宋青灯盯着他看了片刻,见他神色不似作伪,遂道:“你问吧。”
“今日,我同温姑娘去过温家商会,观她状态,应该……并非自愿参展。”
“那展会不过是个幌子。”宋青灯语气清冷,隐有愠怒,“温家那群虎狼觊觎温照的家传之物,美其名曰共赏,不过是盘算着将那物据为己有。”
谢连玉不解:“不能不去?”
宋青灯沉默片刻,道:“温家商会是温照祖父同如今掌权那一脉的先人共同创立,只因温照的父亲早逝,碧玉坊被排挤出商会。温家这次同她做了交易,只要她答应借出家传之物,碧玉坊就能重回商会。”
“如今的温家商会早已背离温家先祖的初衷,只是个追名逐利的工具,回去又有何意义?”谢连玉不由慨叹。

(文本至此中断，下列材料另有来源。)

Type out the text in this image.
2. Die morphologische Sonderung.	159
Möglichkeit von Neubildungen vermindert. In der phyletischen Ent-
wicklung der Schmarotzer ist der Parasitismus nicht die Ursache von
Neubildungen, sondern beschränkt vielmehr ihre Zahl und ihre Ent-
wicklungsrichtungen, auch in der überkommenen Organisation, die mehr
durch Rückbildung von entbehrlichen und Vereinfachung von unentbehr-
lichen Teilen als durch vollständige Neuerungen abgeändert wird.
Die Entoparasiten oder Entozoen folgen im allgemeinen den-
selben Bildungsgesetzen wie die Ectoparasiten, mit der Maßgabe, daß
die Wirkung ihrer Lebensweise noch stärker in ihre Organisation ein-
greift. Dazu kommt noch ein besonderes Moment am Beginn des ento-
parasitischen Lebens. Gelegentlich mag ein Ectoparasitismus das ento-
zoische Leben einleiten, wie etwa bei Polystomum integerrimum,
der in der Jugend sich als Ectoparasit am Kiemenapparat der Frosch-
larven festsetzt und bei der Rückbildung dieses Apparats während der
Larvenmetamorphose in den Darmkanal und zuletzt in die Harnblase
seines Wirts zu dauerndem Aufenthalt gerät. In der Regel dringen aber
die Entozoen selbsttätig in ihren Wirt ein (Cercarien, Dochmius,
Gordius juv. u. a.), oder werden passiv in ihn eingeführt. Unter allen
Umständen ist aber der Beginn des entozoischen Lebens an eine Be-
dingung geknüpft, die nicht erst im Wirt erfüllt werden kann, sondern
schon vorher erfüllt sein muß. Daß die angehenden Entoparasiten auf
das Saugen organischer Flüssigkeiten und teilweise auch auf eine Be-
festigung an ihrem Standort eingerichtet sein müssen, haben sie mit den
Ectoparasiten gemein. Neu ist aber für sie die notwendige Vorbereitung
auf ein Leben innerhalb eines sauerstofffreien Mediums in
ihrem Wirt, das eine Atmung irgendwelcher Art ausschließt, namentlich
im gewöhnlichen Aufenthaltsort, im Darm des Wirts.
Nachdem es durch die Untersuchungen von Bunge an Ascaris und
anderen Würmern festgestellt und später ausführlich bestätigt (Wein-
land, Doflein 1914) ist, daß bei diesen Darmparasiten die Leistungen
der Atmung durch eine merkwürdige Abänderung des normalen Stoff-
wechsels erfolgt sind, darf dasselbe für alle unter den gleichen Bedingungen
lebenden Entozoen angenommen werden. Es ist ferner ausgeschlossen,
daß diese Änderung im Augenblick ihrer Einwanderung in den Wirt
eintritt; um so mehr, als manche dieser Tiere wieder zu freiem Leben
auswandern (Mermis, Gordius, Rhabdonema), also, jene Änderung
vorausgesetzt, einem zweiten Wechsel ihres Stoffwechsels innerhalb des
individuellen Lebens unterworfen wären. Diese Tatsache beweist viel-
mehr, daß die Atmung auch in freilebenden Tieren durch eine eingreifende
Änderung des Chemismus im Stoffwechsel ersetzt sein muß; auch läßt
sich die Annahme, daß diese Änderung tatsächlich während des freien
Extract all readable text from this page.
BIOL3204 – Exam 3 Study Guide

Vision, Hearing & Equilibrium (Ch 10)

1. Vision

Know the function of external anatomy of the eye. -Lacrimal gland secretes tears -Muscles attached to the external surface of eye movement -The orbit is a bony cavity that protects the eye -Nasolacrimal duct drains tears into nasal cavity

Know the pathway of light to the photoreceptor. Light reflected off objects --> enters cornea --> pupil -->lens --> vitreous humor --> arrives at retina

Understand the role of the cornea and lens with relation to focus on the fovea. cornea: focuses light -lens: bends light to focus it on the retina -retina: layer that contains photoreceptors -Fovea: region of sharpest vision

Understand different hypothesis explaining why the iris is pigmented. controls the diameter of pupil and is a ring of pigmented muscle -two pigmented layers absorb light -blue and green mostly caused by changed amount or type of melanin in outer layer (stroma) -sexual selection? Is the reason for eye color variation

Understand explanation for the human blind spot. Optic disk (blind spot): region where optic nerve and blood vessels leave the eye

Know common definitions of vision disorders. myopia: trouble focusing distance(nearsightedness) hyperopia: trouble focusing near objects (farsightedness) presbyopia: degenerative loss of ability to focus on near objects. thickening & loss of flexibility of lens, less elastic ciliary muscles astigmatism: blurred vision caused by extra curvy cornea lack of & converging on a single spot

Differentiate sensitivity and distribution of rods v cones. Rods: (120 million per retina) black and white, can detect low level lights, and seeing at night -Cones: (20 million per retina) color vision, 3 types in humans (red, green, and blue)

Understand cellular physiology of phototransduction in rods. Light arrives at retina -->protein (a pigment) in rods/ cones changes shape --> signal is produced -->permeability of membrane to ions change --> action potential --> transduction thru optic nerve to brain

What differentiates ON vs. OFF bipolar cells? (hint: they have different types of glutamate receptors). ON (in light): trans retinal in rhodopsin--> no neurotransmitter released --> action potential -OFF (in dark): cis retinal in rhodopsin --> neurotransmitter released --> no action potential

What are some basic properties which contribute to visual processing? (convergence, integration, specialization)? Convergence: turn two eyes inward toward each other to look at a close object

说起温照,宋青灯的声音不由地柔和下来:“温家世代以瓷为业,商会于温照而言,不仅只是个行会,更是先人心血所系,族人安身立命之所。她不惜扮作男子,苦心经营,为的就是有朝一日能重掌商会,荡清污浊,给族人一个真正的庇护之地。这次,她亦是抱着不成功便成仁的决心去的。”
谢连玉不着痕迹地近前半步:“看来,宋管事对温家的事了若指掌。那宋管事应该清楚,比起我,温家那些人才是温姑娘真正的心腹大患。”
宋青灯冷哼一声:“巧舌如簧,我看你是想诓我霸了温家的商船予你方便吧。”
“想借商船是不假。”说着,谢连玉伸手拂了拂微皱的袖口,“不过,想助温姑娘也是真。”
宋青灯眼中划过挣扎:“你究竟想说什么?!”
“或许,我们可以合作。”
“合作?”
谢连玉颔首:“我能助温姑娘保住家传之物,并且,名正言顺地夺回温家商会。”
“你为什么要帮我们?”宋青灯仍带着戒备。
“你就当……我同温家有些私怨吧。”
谢连玉缓缓起身,身体微微前倾,将两人的距离拉得很近,声音压得极低:“我的命就在这里,宋管事随时可以来取。但能让宋管事和温姑娘远离纷争的机会,可就只有这么一次。”